Notre invité ce mois, John Woodsworth [*] , possède cinquante ans d'expérience de la traduction du russe en anglais. Ses travaux vont de la poésie classique aux nouvelles modernes. Il a exercé différentes fonctions : enseignant de russe, traducteur, éditeur, ainsi que celles d'attaché de recherche et d'adjoint administratif du Groupe de recherche en langues slaves de l'Université d'Ottawa.
Il a traduit 24 livres et de nombreuses publications moins volumineuses mais très variées. Il a également édité, co-édité ou compilé 12 collections d'articles universitaires, de correspondance d'archives et de poésie. Au total, 217 de ses traductions de poèmes ont été publiées de même que plus de cent poèmes qu'il a lui-même composés en russe. Il est traducteur agréé en Ontario depuis 2005 et membre de l'Association des traducteurs littéraires du Canada depuis 2008. En juillet 2014, l'Union interrégionale russe des écrivains lui a décerné la Médaille Tolstoï pour son apport à la littérature russe.

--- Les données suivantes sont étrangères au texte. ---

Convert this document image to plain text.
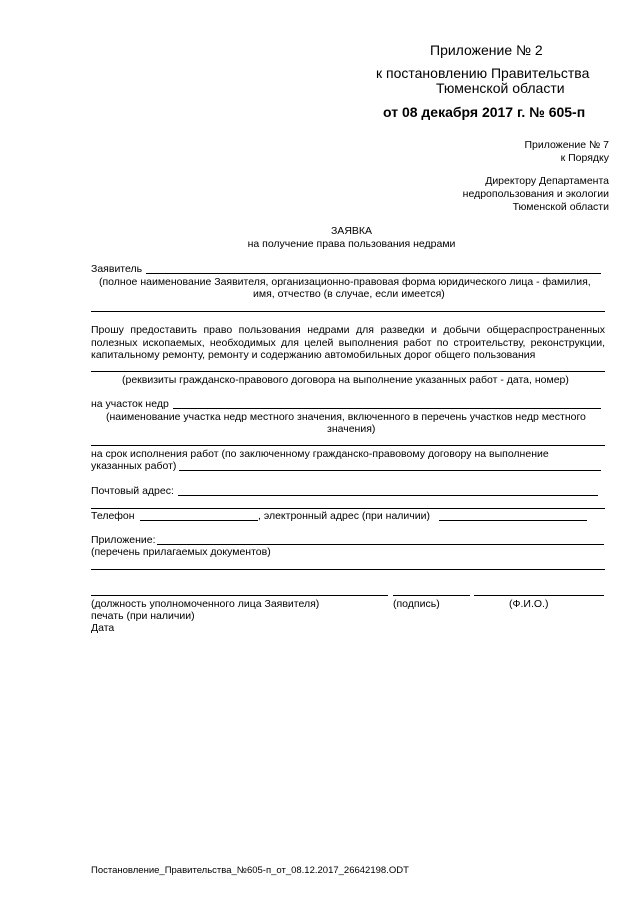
Приложение № 2
к постановлению Правительства
Тюменской области
от 08 декабря 2017 г. № 605-п
Приложение № 7
к Порядку
Директору Департамента
недропользования и экологии
Тюменской области
ЗАЯВКА
на получение права пользования недрами
Заявитель
(полное наименование Заявителя, организационно-правовая форма юридического лица - фамилия,
имя, отчество (в случае, если имеется)
Прошу предоставить право пользования недрами для разведки и добычи общераспространенных
полезных ископаемых, необходимых для целей выполнения работ по строительству, реконструкции,
капитальному ремонту, ремонту и содержанию автомобильных дорог общего пользования
(реквизиты гражданско-правового договора на выполнение указанных работ - дата, номер)
на участок недр
(наименование участка недр местного значения, включенного в перечень участков недр местного
значения)
на срок исполнения работ (по заключенному гражданско-правовому договору на выполнение
указанных работ)
Почтовый адрес:
Телефон	, электронный адрес (при наличии)
Приложение:
(перечень прилагаемых документов)
(должность уполномоченного лица Заявителя)	(подпись)	(Ф.И.О.)
печать (при наличии)
Дата
Постановление_Правительства_№605-п_от_08.12.2017_26642198.ODT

Avec les siens, il habite Ottawa où il participe à des activités ecclésiales ainsi qu'à l'Ottawa Piano Group.
Ce qui suit a paru initialement sur Intralingo le 3
septembre 2014. La traduction que nous en avons faite est publiée ci-après avec l'aimable autorisation de la propriétaire/intervieweuse (Lisa Carter) et de l'intéressé (J.A. Woodsworth). LMJ s'est autorisé à y mettre son grain de sel en ajoutant une ultime question.
-----------------
Lisa C. : Quelle(s) langue(s) traduisez-vous et quels sont vos genres littéraires préférés ?
John W. : Mes traductions littéraires sont du russe en anglais. Parmi les genres figurent des romans, des nouvelles, de la correspondance d'archives et d'autres documents historiques, la poésie étant mon dada.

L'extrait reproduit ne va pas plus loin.